O palestrante apresentou um caso de RAS no SUS: o programa Mãe Curitibana, que conta com 104 unidades sanitárias (53 de saúde da família e 51 tradicionais), atenção pré-natal de baixo risco, planejamento familiar, monitoramento da gestante de alto risco, atenção puerperal e atenção à criança. Na atenção secundária, o programa contempla pré-natal de alto risco, ecografia, planejamento familiar, cirurgia de alta frequência, colposcopia, mamografia e biópsia para rastreamento de câncer de mama, ginecologia, atenção ao recém-nascido e à criança de alto risco, eletrocardiografia, eletrocefalografia e atenção em subespecialidades pediátricas. Os resultados são positivos: de 1997 para 2009 a taxa de mortalidade infantil caiu de 16,4 para 8,9%; e a de mortalidade materna caiu de 68,26 (1994) para 29,75% (2009).
"O objetivo final dos sistemas de atenção à saúde é gerar valor para a população e diminuir as iniquidades"
A segunda parte da palestra do consultor tratou da Gestão da Clínica. Segundo Vilaça, o objetivo final dos sistemas de atenção à saúde é gerar valor para a população e diminuir as iniquidades. Esse valor expressa-se na relação entre a qualidade dos resultados econômicos, clínicos e humanísticos e os recursos utilizados no cuidado da saúde, explica Vilaça, e só pode ser obtido através de intervenções de promoção da saúde e de prevenção das condições de saúde, o que exige a implantação das RASs. Para alcançar esse objetivo é necessário o equilíbrio entre a gestão dos recursos (humanos, materiais e financeiros) e a gestão dos fins (clínica).

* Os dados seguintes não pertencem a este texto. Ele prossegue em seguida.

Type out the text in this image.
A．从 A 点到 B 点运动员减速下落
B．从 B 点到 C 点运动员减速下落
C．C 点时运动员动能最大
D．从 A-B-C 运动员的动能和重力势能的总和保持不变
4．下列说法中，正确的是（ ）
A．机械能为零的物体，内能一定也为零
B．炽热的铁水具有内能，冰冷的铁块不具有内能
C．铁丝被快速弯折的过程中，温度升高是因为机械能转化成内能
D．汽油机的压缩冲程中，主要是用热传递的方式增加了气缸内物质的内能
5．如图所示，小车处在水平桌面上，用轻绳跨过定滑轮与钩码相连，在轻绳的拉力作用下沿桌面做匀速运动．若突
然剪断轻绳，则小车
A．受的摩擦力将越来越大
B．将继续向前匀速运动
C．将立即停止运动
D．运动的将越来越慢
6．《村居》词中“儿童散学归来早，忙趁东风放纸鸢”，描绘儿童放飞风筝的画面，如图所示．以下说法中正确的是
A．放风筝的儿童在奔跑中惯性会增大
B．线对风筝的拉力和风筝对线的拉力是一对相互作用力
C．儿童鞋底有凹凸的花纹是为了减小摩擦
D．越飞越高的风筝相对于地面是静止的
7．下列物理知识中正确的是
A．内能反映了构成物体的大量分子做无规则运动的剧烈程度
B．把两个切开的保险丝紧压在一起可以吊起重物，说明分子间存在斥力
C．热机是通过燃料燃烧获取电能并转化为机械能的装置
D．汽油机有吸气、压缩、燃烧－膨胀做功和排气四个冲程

A Gestão da Clínica tem origem em experiências internacionais: Atenção Gerenciada e Governança Clínica. O conjunto de tecnologias de microgestão da clínica baseia-se em diretrizes clínicas, que são recomendações sistemáticas com o propósito de influenciar decisões profissionais de saúde e das pessoas usuárias do sistema em situações clínicas específicas, com funções educacional, comunicacional, gerencial e legal. São dois tipos de diretrizes: as linhas-guias e os protocolos clínicos. As evidências apontadas pela experiência da Gestão da Clínica indicam que há melhoria da coordenação entre equipes, o que contribui para a redução das internações e das taxas de permanência, aumenta a satisfação dos usuários, diminui o uso de medicamentos e reduz o custo da atenção, entre outras melhorias.
Autor do livro Redes de Atenção à Saúde, Eugênio Vilaça defendeu que “a Rede de Atenção à Saúde surge de uma boa linha guia baseada em evidências e não em opiniões”. Em abril, lançará o livro O cuidado das condições crônicas na Atenção Primária à Saúde.